The Global Plankton Database: an inventory and data from the Former Soviet Union expeditions

At present time, there is a lack of knowledge on the interannual climate-related variability of zooplankton communities of the tropical Atlantic, central Mediterranean Sea, Caspian Sea, and Aral Sea, due to the absence of appropriate databases. In the mid latitudes, the North Atlantic Oscillation (NAO) is the dominant mode of atmospheric fluctuations over eastern North America, the northern Atlantic Ocean and Europe.
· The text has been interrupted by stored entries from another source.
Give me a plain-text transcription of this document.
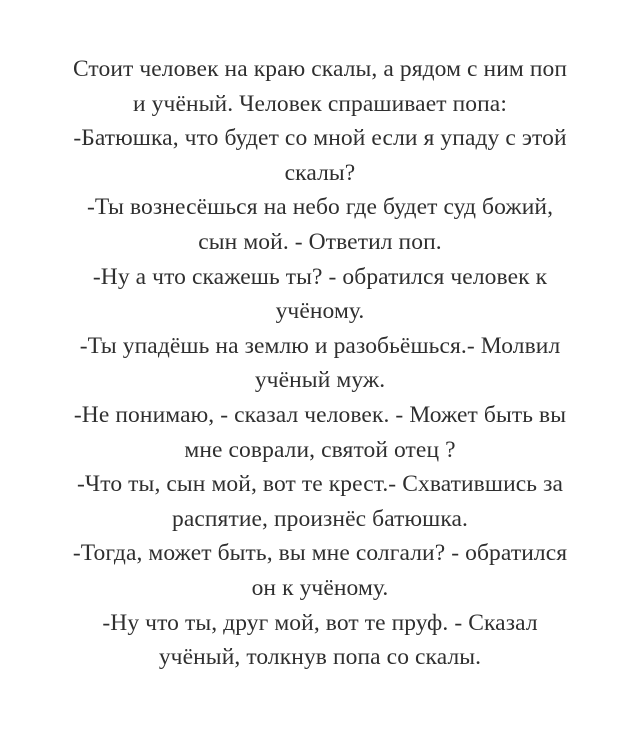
Стоит человек на краю скалы, а рядом с ним поп
и учёный. Человек спрашивает попа:
-Батюшка, что будет со мной если я упаду с этой
скалы?
-Ты вознесёшься на небо где будет суд божий,
сын мой. - Ответил поп.
-Ну а что скажешь ты? - обратился человек к
учёному.
-Ты упадёшь на землю и разобьёшься.- Молвил
учёный муж.
-Не понимаю, - сказал человек. - Может быть вы
мне соврали, святой отец ?
-Что ты, сын мой, вот те крест.- Схватившись за
распятие, произнёс батюшка.
-Тогда, может быть, вы мне солгали? - обратился
он к учёному.
-Ну что ты, друг мой, вот те пруф. - Сказал
учёный, толкнув попа со скалы.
Therefore, one of the issues that need to be addressed through data synthesis is the evaluation of interannual patterns in species abundance and species diversity over these regions in regard to the NAO. The database has been used to investigate the ecological role of the NAO in interannual variations of mesozooplankton abundance and biomass along the zonal array of the NAO influence. Basic approach to the proposed research involved: (1) development of co-operation between experts and data holders in Ukraine, Russia, Kazakhstan, Azerbaijan, UK, and USA to rescue and compile the oceanographic data sets and release them on CD-ROM, (2) organization and compilation of a database based on FSU cruises to the above regions, (3) analysis of the basin-scale interannual variability of the zooplankton species abundance, biomass, and species diversity.